A new system, details of which Obama did not spell out, would replace Fannie and Freddie, which drew $187.5 billion in aid from the U.S. Treasury since the U.S. financial crisis as a growing number of loans they backed went sour. Since their 2008 bailout, they have returned to profitability and paid about $185.2 billion in dividends to the government thanks to a surge in the U.S. housing market.
"It is time to turn the page on an era of reckless lending and taxpayer bailouts, and build a new housing finance system that will provide secure homeownership for responsible middle class families and those striving to join them," according to details of the president's proposals provided by the White House.
Obama first endorsed a plan to reform the U.S. housing system during a speech last August. The legislative process and implementation of an overhaul will likely take years.
His approach coincides with bipartisan efforts in the U.S. Senate to reform the housing finance system.

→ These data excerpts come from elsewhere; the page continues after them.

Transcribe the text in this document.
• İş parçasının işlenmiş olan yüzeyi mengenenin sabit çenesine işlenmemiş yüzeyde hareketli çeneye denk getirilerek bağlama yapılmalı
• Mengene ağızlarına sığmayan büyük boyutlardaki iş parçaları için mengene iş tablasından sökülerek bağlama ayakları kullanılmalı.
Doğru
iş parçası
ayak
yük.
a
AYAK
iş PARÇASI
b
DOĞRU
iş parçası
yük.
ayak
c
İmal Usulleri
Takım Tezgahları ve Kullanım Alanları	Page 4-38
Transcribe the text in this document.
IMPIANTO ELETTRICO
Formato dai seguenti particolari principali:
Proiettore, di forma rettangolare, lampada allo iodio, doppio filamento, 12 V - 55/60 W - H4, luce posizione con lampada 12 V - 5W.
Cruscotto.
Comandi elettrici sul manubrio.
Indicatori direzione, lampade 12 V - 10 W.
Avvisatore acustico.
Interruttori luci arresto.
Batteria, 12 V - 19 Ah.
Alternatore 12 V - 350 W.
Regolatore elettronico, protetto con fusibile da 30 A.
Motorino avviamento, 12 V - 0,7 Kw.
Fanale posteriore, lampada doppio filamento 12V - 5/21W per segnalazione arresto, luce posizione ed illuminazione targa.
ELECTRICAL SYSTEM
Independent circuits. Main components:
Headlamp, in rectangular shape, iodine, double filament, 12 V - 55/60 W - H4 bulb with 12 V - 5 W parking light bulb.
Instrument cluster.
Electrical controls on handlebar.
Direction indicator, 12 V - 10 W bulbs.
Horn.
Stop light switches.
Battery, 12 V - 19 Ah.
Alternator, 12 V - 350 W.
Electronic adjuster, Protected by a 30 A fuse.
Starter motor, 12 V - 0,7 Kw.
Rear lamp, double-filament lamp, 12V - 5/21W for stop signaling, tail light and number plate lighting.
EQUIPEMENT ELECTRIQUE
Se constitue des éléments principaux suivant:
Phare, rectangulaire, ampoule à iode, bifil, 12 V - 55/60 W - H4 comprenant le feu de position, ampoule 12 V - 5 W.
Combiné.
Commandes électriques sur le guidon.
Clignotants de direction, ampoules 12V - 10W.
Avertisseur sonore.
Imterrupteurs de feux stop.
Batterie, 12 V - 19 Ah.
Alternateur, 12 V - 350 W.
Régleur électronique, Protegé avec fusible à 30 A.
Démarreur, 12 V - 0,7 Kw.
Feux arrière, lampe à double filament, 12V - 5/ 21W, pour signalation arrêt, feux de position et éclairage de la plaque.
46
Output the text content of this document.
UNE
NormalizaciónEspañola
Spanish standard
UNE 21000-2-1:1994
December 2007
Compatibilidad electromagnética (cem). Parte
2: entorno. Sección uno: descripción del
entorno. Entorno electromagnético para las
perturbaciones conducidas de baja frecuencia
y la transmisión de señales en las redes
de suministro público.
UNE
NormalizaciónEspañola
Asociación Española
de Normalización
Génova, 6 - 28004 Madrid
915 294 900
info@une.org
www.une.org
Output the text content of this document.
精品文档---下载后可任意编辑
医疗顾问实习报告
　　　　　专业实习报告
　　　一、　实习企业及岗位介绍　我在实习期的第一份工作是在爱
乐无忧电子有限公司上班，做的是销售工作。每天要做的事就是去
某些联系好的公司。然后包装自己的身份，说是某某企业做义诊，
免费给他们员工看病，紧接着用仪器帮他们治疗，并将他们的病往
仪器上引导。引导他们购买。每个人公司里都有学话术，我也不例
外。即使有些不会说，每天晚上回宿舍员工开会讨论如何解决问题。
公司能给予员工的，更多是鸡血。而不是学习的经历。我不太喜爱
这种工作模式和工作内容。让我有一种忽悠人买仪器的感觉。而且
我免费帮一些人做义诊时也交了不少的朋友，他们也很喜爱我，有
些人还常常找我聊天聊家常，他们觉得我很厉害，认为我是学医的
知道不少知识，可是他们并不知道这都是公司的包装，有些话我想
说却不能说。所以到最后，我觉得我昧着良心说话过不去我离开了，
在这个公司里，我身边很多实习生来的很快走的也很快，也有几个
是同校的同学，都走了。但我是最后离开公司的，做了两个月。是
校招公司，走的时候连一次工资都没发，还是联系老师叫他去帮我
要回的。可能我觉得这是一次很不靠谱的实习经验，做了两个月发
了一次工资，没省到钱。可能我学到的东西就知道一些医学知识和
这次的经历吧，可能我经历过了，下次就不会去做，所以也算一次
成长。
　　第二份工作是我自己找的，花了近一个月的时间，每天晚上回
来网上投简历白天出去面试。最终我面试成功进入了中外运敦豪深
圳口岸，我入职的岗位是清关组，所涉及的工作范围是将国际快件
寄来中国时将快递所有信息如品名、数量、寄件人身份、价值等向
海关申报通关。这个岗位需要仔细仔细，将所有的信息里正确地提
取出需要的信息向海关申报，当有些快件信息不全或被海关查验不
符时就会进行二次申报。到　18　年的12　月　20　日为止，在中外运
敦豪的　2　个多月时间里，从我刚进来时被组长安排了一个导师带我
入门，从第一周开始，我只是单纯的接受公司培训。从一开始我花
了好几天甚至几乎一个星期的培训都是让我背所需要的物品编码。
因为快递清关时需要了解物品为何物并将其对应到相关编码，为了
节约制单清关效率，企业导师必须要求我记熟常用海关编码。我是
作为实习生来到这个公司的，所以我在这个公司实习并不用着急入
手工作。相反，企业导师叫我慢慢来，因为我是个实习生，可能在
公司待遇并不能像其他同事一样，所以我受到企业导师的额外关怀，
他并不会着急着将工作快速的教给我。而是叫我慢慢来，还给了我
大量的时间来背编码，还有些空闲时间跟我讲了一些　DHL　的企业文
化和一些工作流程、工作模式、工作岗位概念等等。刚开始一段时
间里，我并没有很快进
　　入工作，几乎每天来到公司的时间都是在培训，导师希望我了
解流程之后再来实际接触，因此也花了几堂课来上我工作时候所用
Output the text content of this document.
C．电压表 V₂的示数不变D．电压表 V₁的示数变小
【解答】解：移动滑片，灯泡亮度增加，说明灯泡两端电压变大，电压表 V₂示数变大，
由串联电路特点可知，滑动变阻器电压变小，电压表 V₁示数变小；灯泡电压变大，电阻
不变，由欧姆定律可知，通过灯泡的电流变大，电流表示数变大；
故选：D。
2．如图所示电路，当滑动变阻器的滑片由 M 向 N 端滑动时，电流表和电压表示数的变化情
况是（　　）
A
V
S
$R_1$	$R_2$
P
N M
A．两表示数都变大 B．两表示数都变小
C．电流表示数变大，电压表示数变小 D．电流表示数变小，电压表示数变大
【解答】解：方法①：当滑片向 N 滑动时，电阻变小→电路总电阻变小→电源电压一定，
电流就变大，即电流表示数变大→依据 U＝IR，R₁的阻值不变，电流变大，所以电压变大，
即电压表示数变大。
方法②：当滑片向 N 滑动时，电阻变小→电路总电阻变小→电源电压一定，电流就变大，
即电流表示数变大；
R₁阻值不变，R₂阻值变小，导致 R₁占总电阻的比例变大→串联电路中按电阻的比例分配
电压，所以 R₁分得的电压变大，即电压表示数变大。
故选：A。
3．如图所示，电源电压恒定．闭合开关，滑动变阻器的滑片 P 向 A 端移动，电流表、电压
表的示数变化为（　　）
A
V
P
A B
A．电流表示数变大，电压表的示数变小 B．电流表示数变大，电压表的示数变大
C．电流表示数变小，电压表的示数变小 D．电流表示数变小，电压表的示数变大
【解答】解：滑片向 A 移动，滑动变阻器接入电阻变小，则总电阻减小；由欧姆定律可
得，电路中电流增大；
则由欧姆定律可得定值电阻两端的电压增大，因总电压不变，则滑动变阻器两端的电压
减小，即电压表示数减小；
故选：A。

Senate Banking Committee Chairman Tim Johnson and Senator Mike Crapo, the panel's top Republican, started work on a bill last year.
Ten senators had already co-sponsored a bipartisan bill that has served as a starting point. The measure would provide for government reinsurance that would kick in only after private creditors shouldered large losses.
The Republican-led U.S. House of Representatives has also drafted a bill that would get rid of Fannie Mae and Freddie Mac, but would involve a more limited government replacement. No Democrats support that proposal.
Obama wants to make it clear that "recklessness" on the part of lenders and borrowers that fueled the housing bubble and bust is over, the White House said.
Housing is expected to contribute to economic growth going forward through residential investment and rising home prices that have boosted the net worth of households, allowing for greater discretionary spending.
The White House also said it would support efforts that ensure housing is affordable for first-time buyers and renters.
The housing goals are in line with the theme of Obama's broader message in the State of the Union address, which promotes measures to help boost economic growth.